The D Language Foundation does not have the financial resources to pay market value for the human resources required to effectively cover all of the areas lying beyond the realm of personal and commercial interests. A very small number of programmers receive a regular stipend, but the quantity of tasks awaiting attention is too large for those programmers alone to tackle. Donation campaigns aimed at motivating the community to put a little money where they don't have the time can help in raising money to pay for the completion of specific tasks, but such campaigns are not a compherensive solution to the problem.

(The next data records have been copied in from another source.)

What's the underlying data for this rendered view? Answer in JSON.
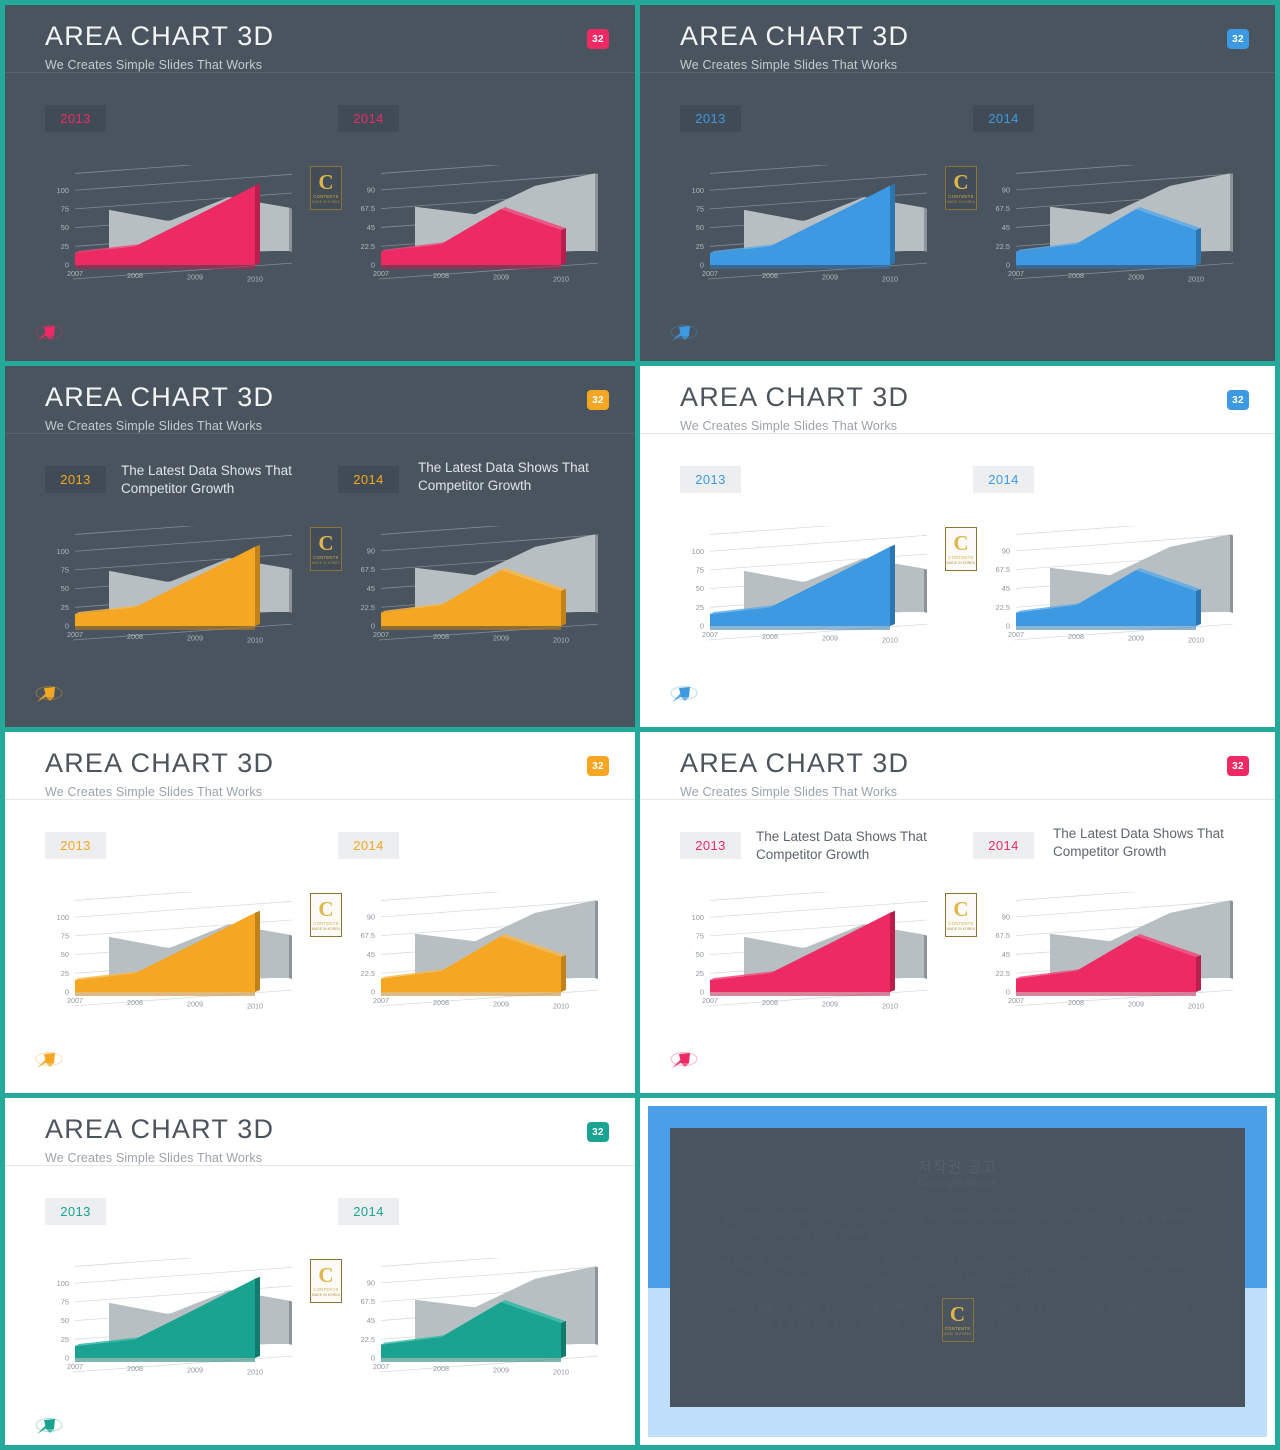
{
  "meta": {
    "title": "AREA CHART 3D",
    "subtitle": "We Creates Simple Slides That Works",
    "badge_label": "32",
    "year_left": "2013",
    "year_right": "2014",
    "description": "The Latest Data Shows That Competitor Growth",
    "logo_letter": "C",
    "logo_line1": "CONTENTS",
    "logo_line2": "MADE IN KOREA",
    "colors": {
      "pink": "#ed2a63",
      "blue": "#3d9ae2",
      "orange": "#f5a623",
      "teal": "#1aa391",
      "gray_series": "#b8bfc2",
      "dark_bg": "#4a545e",
      "light_bg": "#ffffff",
      "frame_teal": "#25a99a",
      "frame_blue": "#4a9fe8"
    }
  },
  "slides": [
    {
      "id": "s1",
      "theme": "dark",
      "accent": "pink",
      "badge": "32",
      "has_description": false
    },
    {
      "id": "s2",
      "theme": "dark",
      "accent": "blue",
      "badge": "32",
      "has_description": false
    },
    {
      "id": "s3",
      "theme": "dark",
      "accent": "orange",
      "badge": "32",
      "has_description": true
    },
    {
      "id": "s4",
      "theme": "light",
      "accent": "blue",
      "badge": "32",
      "has_description": false
    },
    {
      "id": "s5",
      "theme": "light",
      "accent": "orange",
      "badge": "32",
      "has_description": false
    },
    {
      "id": "s6",
      "theme": "light",
      "accent": "pink",
      "badge": "32",
      "has_description": true
    },
    {
      "id": "s7",
      "theme": "light",
      "accent": "teal",
      "badge": "32",
      "has_description": false
    }
  ],
  "copyright": {
    "title": "저작권 공고",
    "subtitle": "Copyright Notice",
    "paragraphs": [
      "본 저작물은 저작권법에 의하여 보호받는 저작물이므로 무단 전재와 무단 복제를 금지하며, 내용의 전부 또는 일부를 이용하려면 반드시 저작권자의 서면 동의를 받아야 합니다.",
      "본 템플릿에 사용된 모든 이미지 및 아이콘, 폰트의 저작권은 각 제작사에 있으며 상업적 용도로 재배포하거나 판매할 수 없습니다. 구매하신 고객님께서는 개인 및 기업 내부 문서 작성 용도로만 사용이 가능합니다.",
      "구매하신 템플릿은 재판매, 공유, 배포가 불가하며 이를 위반할 경우 저작권법에 의거 민형사상의 책임을 지게 됩니다. 문의사항은 고객센터를 통해 접수하여 주시기 바라며 빠른 시간 내에 답변 드리도록 하겠습니다."
    ]
  },
  "chart_data": [
    {
      "type": "area",
      "id": "chart-2013",
      "title": "2013",
      "categories": [
        "2007",
        "2008",
        "2009",
        "2010"
      ],
      "yticks": [
        0,
        25,
        50,
        75,
        100
      ],
      "ylim": [
        0,
        115
      ],
      "series": [
        {
          "name": "gray-series",
          "values": [
            55,
            40,
            72,
            58
          ]
        },
        {
          "name": "accent-series",
          "values": [
            16,
            25,
            65,
            106
          ]
        }
      ],
      "xlabel": "",
      "ylabel": "",
      "grid": true,
      "legend": "none"
    },
    {
      "type": "area",
      "id": "chart-2014",
      "title": "2014",
      "categories": [
        "2007",
        "2008",
        "2009",
        "2010"
      ],
      "yticks": [
        0,
        22.5,
        45,
        67.5,
        90
      ],
      "ylim": [
        0,
        103
      ],
      "series": [
        {
          "name": "gray-series",
          "values": [
            53,
            44,
            78,
            93
          ]
        },
        {
          "name": "accent-series",
          "values": [
            16,
            25,
            67,
            42
          ]
        }
      ],
      "xlabel": "",
      "ylabel": "",
      "grid": true,
      "legend": "none"
    }
  ]
}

Another potential remedy was raised in the quarterly D Language Foundation meeting last December. What if companies using D donated human resources now and again toward tasks that are a priority to the Foundation or some portion of the community? Company representatives present at the meeting were asked to take the idea back to their employers, but no details were discussed at the time. This document proposes two possible approaches. Common to both approaches is the Foundation's task list.
The D Language Foundation will maintain a task list. Bugzilla issues reported on the core D projects will certainly feature on the list, but they will not be its exclusive content. Tasks derived from other important projects in the D ecosystem may appear as well. No task should be added to the list that requires an exorbitant amount of human resources, but the tasks are unlikely to be trivial else they would have already been completed by a volunteer in the community. The companies will choose which tasks to complete, so they will be the final arbiters of what constitutes "exorbitant".

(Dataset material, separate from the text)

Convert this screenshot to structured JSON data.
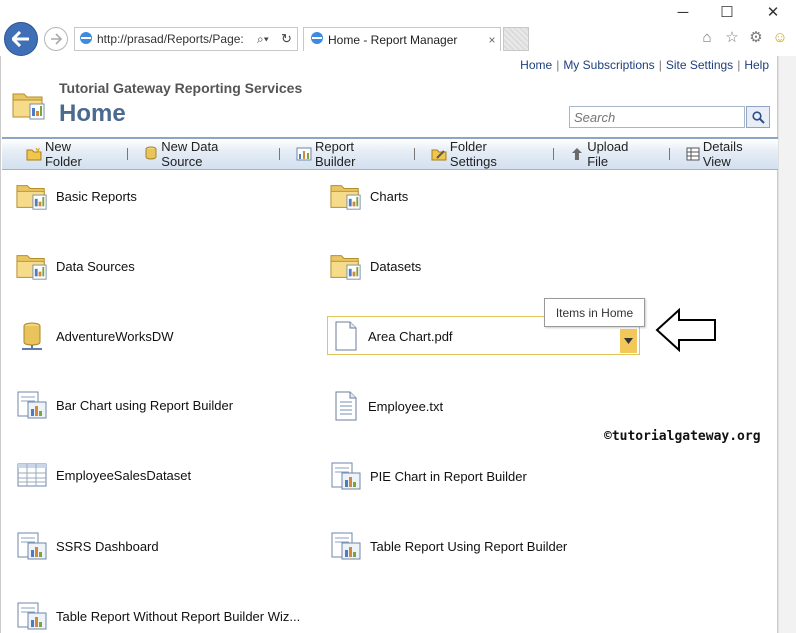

Each month, the responsibility for providing human resources will fall to the next in the sequence of participating companies. The designated company should select at least one item from the task list and devote enough human resources to complete the task.
At the quarterly D Language Foundation meetings, representatives from each company choose at least one item from the task list. Each company commits to completing their chosen task prior to the next quarterly meeting.
The next D Language Foundation quarterly meeting is tentatively scheduled for March 15, 1400 UTC. We ask that each representative bring us their company's response to this proposal. Is this a workable solution to our human resource problem? Are there any alternatives we should consider?
The sharing of human resources can be one of several effective tools aimed at furthering the development of the D programming language.